Redis is precise to recalculate - roar bitmap

If you want to count the reading amount of an article, you can directly use Redis INCR command to complete. If you require that the number of reads must be de-read by user, then you can use a set to record all user ids that read the article. The length of the set is de-read. However, if popular articles are read too much, set will waste too much storage space. At this time, we need to use the HyperLogLog data structure provided by Redis to replace SET, which will only occupy up to 12K of storage space to complete massive de-statistics. But it sacrifices accuracy. It is fuzzy counting, with an error rate of about 0.81%.

So is there an exact way to count that doesn’t waste a lot of space? The first thing that comes to mind is bitmaps, where you can use one bit of a bitmap to represent a user ID. If a user ID is 32 bytes, the exact count can be done using a bitmap using 1/256 of the space. But how do you map the user ID to the position on the map? This is fine if the user ids are consecutive integers, but in general the user system’s user ids are not integers, but strings or large integers with some randomness.

We can force a sequence of integers for each user ID, and then store the mapping between user ids and integers in Redis.

$next_user_id = incr user_id_seq
set user_id_xxx   $next_user_id
$next_user_id = incr user_id_seq
set user_id_yyy  $next_user_id
$next_user_id = incr user_id_seq
set user_id_zzz   $next_user_id
Copy the code

So, you might say, well, you’re saving space by storing the mapping between the user ID and the integer. This is a good question, but at the same time, we should also see that this mapping can be reused, it can count all the articles read, it can count the daily and monthly activity of the check-in users, and it can be used in many other statistical situations that require users to de-weight.

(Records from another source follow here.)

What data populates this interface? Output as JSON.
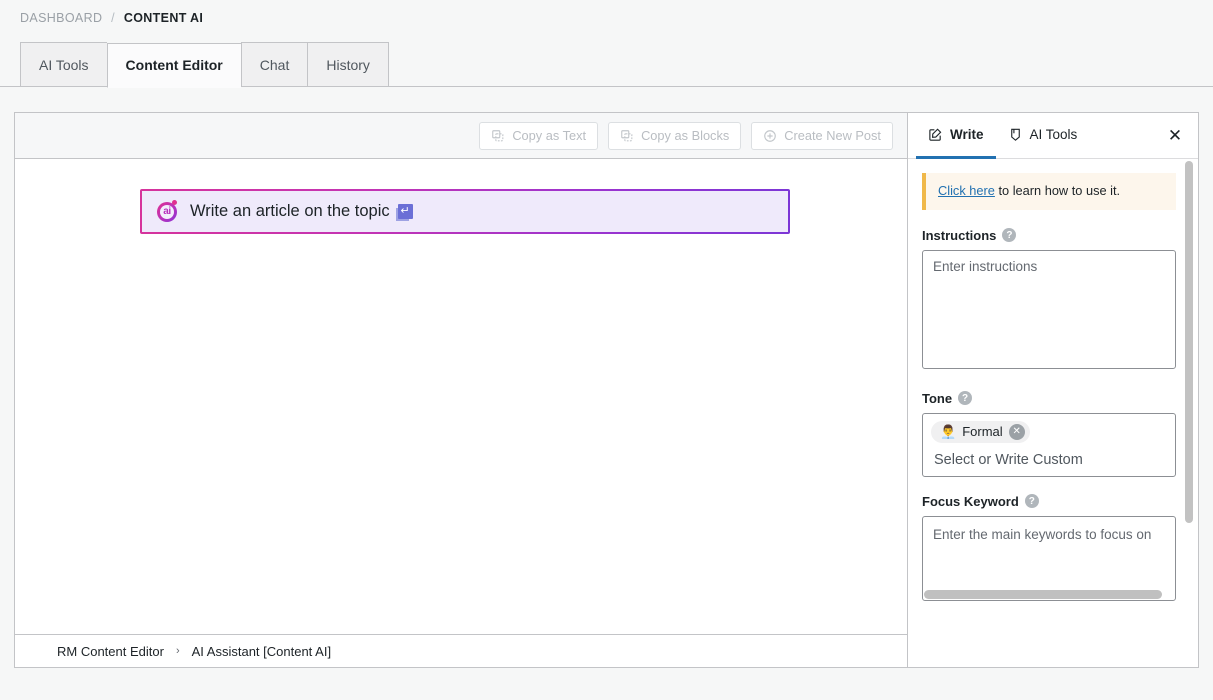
{
  "breadcrumb": {
    "root": "DASHBOARD",
    "separator": "/",
    "current": "CONTENT AI"
  },
  "tabs": [
    {
      "label": "AI Tools",
      "active": false
    },
    {
      "label": "Content Editor",
      "active": true
    },
    {
      "label": "Chat",
      "active": false
    },
    {
      "label": "History",
      "active": false
    }
  ],
  "editor": {
    "toolbar": {
      "copy_as_text": "Copy as Text",
      "copy_as_blocks": "Copy as Blocks",
      "create_new_post": "Create New Post",
      "copy_icon": "copy-icon",
      "plus_icon": "plus-circle-icon"
    },
    "block": {
      "logo": "content-ai-logo",
      "text": "Write an article on the topic",
      "enter_key_icon": "enter-key-icon"
    },
    "status": {
      "left": "RM Content Editor",
      "chevron": "›",
      "right": "AI Assistant [Content AI]"
    }
  },
  "sidebar": {
    "tabs": [
      {
        "label": "Write",
        "icon": "pencil-square-icon",
        "active": true
      },
      {
        "label": "AI Tools",
        "icon": "tools-icon",
        "active": false
      }
    ],
    "close_icon": "✕",
    "notice": {
      "link": "Click here",
      "text": " to learn how to use it."
    },
    "fields": {
      "instructions": {
        "label": "Instructions",
        "help_icon": "?",
        "value": "",
        "placeholder": "Enter instructions"
      },
      "tone": {
        "label": "Tone",
        "help_icon": "?",
        "chips": [
          {
            "emoji": "👨‍💼",
            "label": "Formal",
            "remove_icon": "✕"
          }
        ],
        "input_placeholder": "Select or Write Custom"
      },
      "focus_keyword": {
        "label": "Focus Keyword",
        "help_icon": "?",
        "value": "",
        "placeholder": "Enter the main keywords to focus on"
      }
    }
  },
  "colors": {
    "accent_blue": "#2271b1",
    "notice_border": "#f0b849",
    "block_gradient_start": "#d6339c",
    "block_gradient_end": "#7c36d6"
  }
}
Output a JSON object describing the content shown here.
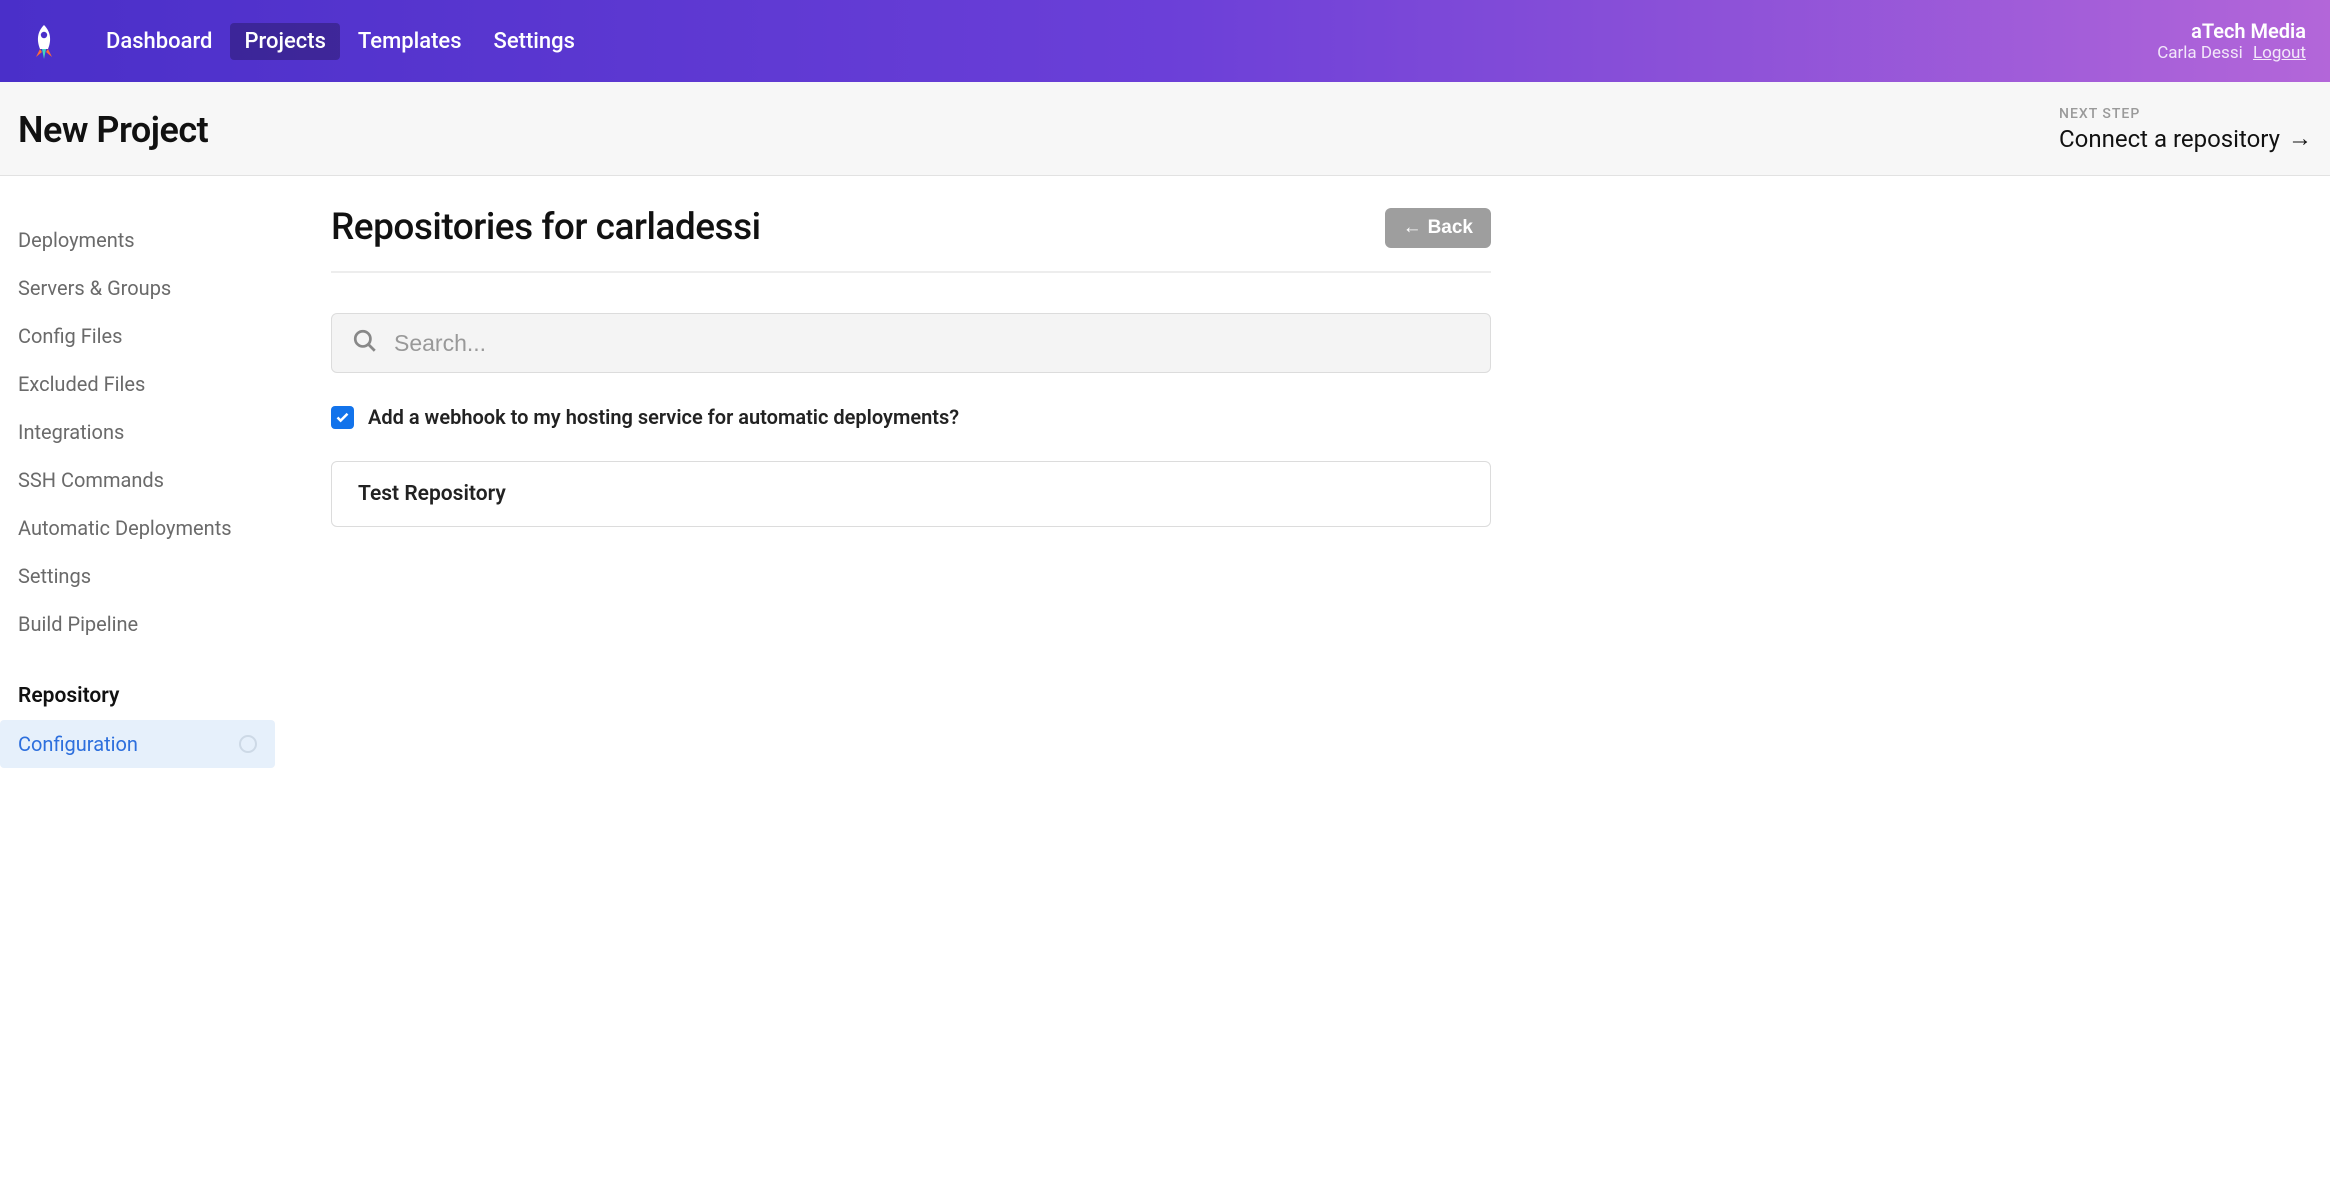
{
  "header": {
    "nav": [
      {
        "label": "Dashboard",
        "active": false
      },
      {
        "label": "Projects",
        "active": true
      },
      {
        "label": "Templates",
        "active": false
      },
      {
        "label": "Settings",
        "active": false
      }
    ],
    "org_name": "aTech Media",
    "user_name": "Carla Dessi",
    "logout_label": "Logout"
  },
  "subheader": {
    "page_title": "New Project",
    "next_step_label": "NEXT STEP",
    "next_step_text": "Connect a repository"
  },
  "sidebar": {
    "items": [
      "Deployments",
      "Servers & Groups",
      "Config Files",
      "Excluded Files",
      "Integrations",
      "SSH Commands",
      "Automatic Deployments",
      "Settings",
      "Build Pipeline"
    ],
    "heading": "Repository",
    "subitem": "Configuration"
  },
  "main": {
    "title": "Repositories for carladessi",
    "back_label": "Back",
    "search_placeholder": "Search...",
    "checkbox_label": "Add a webhook to my hosting service for automatic deployments?",
    "repos": [
      {
        "name": "Test Repository"
      }
    ]
  }
}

This is the meaning of the saying, “achievements in the present and benefits in the future”.

With this mapping, we can easily construct a bitmap for each article read. For each user, the corresponding position in the bitmap will be one. If the bit changes from 0 to 1, you can add 1 to the reading number. This can be very convenient to obtain the number of articles read.

And we can dynamically calculate how many public users have read two articles? Perform an AND calculation on the two bitmaps, AND then count the number of bits 1 in the bitmap. Also, there can be OR calculation, XOR calculation and so on are feasible.

Here we go again! Redis bitmap is a dense bitmap. If you have a large bitmap with only the last bit being a 1 and all the other bits being zeros, the bitmap will still take up all of the memory, which is not normally wasteful. As you can imagine, most of the articles aren’t read very much, but the amount of space they take up is pretty similar to the amount of memory that popular articles take up.

We need to think of something else! Here comes the Roar Bitmap.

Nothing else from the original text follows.